The first stop was at the vending machines. Kanna wanted to get a treat, and the arcade had what was still a fairly rare type of jihanki: the kind which dispensed snacks made from bugs. Kanna's fascination with insects stretched into the culinary, and she was always on the lookout for cricket crackers and imported barbecued waterbugs. Saikawa, who dearly wanted to love everything about the world's most beautiful girl, mostly tried not to look and, when they were working on their biology school assignments together, always had to remind Kanna that 'crunchy' wasn't a teacher-approved genus.

After that, they explored -- for that value of 'they' which meant Saikawa and Kanna knew where everything was, but the white-haired girl had to show the boy around. And he continued to have his attention caught by the strangest things. Like the butcher shop.

Saikawa didn't understand why he wanted to look at the butcher shop so closely, and dearly wished he would go anywhere else. Just for starters, you couldn't actually head inside. The glass display cases took up the whole of the entrance, and everything behind them was the butchery area. So the best anyone could get for coolness was whatever came over the top of the case -- and while that was chillier than most of what was in the arcade, the air current also carried a distinctive collection of scents.

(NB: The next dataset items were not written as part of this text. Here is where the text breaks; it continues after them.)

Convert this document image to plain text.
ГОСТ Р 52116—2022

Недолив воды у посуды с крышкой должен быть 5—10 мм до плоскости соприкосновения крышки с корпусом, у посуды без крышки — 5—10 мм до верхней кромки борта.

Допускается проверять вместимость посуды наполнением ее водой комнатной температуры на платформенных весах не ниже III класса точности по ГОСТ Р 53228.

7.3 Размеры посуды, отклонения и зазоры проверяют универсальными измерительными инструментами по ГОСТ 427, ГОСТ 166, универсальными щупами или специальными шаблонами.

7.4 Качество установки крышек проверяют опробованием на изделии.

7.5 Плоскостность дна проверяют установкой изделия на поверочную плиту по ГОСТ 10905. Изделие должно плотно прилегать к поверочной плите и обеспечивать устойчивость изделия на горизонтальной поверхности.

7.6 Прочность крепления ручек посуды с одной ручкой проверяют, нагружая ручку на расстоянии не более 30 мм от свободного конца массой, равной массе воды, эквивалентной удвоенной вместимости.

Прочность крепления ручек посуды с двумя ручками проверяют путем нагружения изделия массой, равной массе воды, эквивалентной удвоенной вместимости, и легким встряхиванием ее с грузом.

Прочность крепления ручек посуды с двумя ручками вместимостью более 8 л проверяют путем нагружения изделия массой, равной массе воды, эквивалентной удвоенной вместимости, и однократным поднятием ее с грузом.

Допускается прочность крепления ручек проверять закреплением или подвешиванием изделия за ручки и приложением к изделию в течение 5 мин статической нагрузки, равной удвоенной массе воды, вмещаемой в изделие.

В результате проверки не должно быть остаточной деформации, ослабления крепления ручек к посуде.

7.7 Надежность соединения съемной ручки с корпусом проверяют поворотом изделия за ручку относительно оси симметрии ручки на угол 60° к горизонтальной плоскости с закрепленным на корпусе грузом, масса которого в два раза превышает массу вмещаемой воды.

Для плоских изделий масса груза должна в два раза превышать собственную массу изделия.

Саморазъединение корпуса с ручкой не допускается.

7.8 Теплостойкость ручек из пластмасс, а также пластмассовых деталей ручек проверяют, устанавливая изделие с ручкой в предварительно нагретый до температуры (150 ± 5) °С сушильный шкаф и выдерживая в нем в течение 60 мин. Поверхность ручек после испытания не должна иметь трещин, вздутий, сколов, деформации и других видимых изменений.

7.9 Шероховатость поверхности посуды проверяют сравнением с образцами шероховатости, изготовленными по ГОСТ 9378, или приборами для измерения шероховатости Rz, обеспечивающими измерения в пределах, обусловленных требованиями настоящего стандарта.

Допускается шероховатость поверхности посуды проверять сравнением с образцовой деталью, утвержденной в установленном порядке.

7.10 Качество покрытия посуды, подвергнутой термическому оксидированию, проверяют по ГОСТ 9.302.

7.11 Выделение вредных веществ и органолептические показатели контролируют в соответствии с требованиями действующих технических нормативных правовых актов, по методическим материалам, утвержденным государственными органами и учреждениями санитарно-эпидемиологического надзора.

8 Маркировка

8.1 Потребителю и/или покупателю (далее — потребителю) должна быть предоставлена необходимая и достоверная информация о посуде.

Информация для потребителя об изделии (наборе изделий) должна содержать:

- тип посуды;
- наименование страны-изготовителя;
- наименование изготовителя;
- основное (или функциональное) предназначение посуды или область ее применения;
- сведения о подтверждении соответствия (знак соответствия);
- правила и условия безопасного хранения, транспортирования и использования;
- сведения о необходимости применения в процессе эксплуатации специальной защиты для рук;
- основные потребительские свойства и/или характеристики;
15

"In the open?" he half-whispered as adults and kids moved around them, with the butcher occupied by a rather complicated order. "They just keep it where anyone can see and smell --"

He's not a vegetarian. The boy had eaten sweet and sour pork. With pineapple. For Saikawa, it created a certain basic doubt as to whether he was human.

"They eat a lot of meat here," Kanna softly replied. "The Lady Tohru buys from Mr. Tatsuta all the time."

"...she does?"

"Yes."

"And not fruits and vegetables."

Kanna gestured in the appropriate direction. The boy's too-green eyes tracked the pointing finger, and a curious gaze eventually found the produce shop.

"Oh," the boy said. "But... it's just right here..."

"It's good to have meat," Kanna decided. "Mr. Tatsuta gives the Lady Tohru extra pieces all the time."

"Why?"

Kanna pondered the question.

"Because," the girl bluntly said, "he thinks she's pretty. So if he gives her extras, then she buys from him more. And he can keep looking at her."

She is pretty.

Kanna was the most beautiful girl in the world, and Miss Tohru was an adult. Far too old. But most people saw beauty in the blonde foreigner. Saikawa did too. Just as long as she looked directly --

-- don't --

"We won't pick up anything," Kanna stated. "The Lady comes through here nearly every day. And we don't have insulated bags. Unless you wanted something?"

He paused. Looked over the selection carefully, then shook his head. This was followed by removing his backpack and fishing around inside it for a few seconds, reaching past the empty bentō boxes. He extracted something in a closed fist and before Saikawa could try to get a look at it, stuck it in his mouth.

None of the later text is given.